Por Isabelle Moreira Lima
Não restam dúvidas: um dos embates do século no que diz respeito à vinicultura se dá entre a prática biodinâmica e os pesticidas. E, nesta saga, são incontáveis os personagens e capítulos e há sempre alguma novidade.
Dessa vez, o personagem central da polêmica é o produtor francês Thibault Liger-Belair. Dono da vinícola que leva seu nome na Côte D’Or, ele está sendo processado por “se recusar a usar medidas de proteção” contra a flavescência dourada, infecção bacteriana transmitida por parasita, que pode reduzir drasticamente a produtividade das videiras e até matá-las.
Se for considerado culpado pagará multa de 30 mil euros e enfrentar até seis meses de prisão. Por que o produtor se recusa a usar defensivos? Ele alega que não há sinais da doença em um raio de 30 km de sua propriedade e portanto não há motivo para usar químicos.
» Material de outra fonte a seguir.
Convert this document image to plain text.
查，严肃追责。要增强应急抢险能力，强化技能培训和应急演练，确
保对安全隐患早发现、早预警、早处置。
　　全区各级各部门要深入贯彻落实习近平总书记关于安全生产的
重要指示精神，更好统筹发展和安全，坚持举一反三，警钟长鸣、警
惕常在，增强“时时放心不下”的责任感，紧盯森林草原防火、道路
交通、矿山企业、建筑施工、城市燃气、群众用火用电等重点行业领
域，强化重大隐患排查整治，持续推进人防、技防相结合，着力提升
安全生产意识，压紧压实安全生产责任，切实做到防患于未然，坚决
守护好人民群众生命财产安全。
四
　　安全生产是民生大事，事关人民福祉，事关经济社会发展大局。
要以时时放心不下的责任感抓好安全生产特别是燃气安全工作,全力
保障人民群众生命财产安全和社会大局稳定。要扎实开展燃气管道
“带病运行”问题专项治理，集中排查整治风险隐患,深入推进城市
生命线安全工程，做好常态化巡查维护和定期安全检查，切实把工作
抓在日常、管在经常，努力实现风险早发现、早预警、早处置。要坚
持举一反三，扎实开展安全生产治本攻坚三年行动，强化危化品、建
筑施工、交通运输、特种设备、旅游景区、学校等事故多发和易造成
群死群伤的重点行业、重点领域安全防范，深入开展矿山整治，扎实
Biodinâmico. O produtor italiano Stefano Bellotti se libertou de pesticidas no vinhedo. Mas perdeu classificação DOCG, a mais alta na Itália. FOTO: Divulgação
Na Itália, os vinicultores biodinâmicos também andam aguerridos. Stefano Bellotti, produtor de vinhos no Piemonte e estrela do documentário “Natural Resistance”, de Jonathan Nossiter, sobre a vinicultura biodinâmica, deu um passo ousado contra o uso de pesticidas: resolveu lançar mão de novas culturas em vez de usar agentes químicos em sua Cascina Degli Ulivi. Mas se deu mal.
Plantou pêssego, amêndoas, mostarda e maple perto de seus vinhedos para conseguir um ambiente mais balanceado e evitar pestes e doenças. Passou ainda a criar galinhas e patos para que comessem ervas daninhas que pudessem prejudicar o parreiral. O resultado disso? O produtor perdeu o direito de usar o selo DOCG (dominação de origem controlada e garantida), a mais alta na Itália, sob a justificativa de que não produzia uma única cultura. Suas videiras, portanto, não configurariam mais uma vinícola.
Bellotti, no entanto, viu a extinção de seu selo com outros olhos. “O fato de eu ter me liberado destas histórias de controles, parâmetros e protocolos me dá uma grande sensação de leveza. Tenho certeza de que meus vinhedos expressaram autenticidade, eu não preciso de carimbo. Hoje, vendo mais como Stefano Bellotti do que como DOCG”, afirmou em entrevista por e-mail ao Paladar.
Para Bellotti, 56 anos e jeitão hippie, os pesticidas são armas de destruição”. “As consequências para a saúde dos homens, plantas e animais são agora conhecidas por todos, não existe qualquer sombra de dúvida.”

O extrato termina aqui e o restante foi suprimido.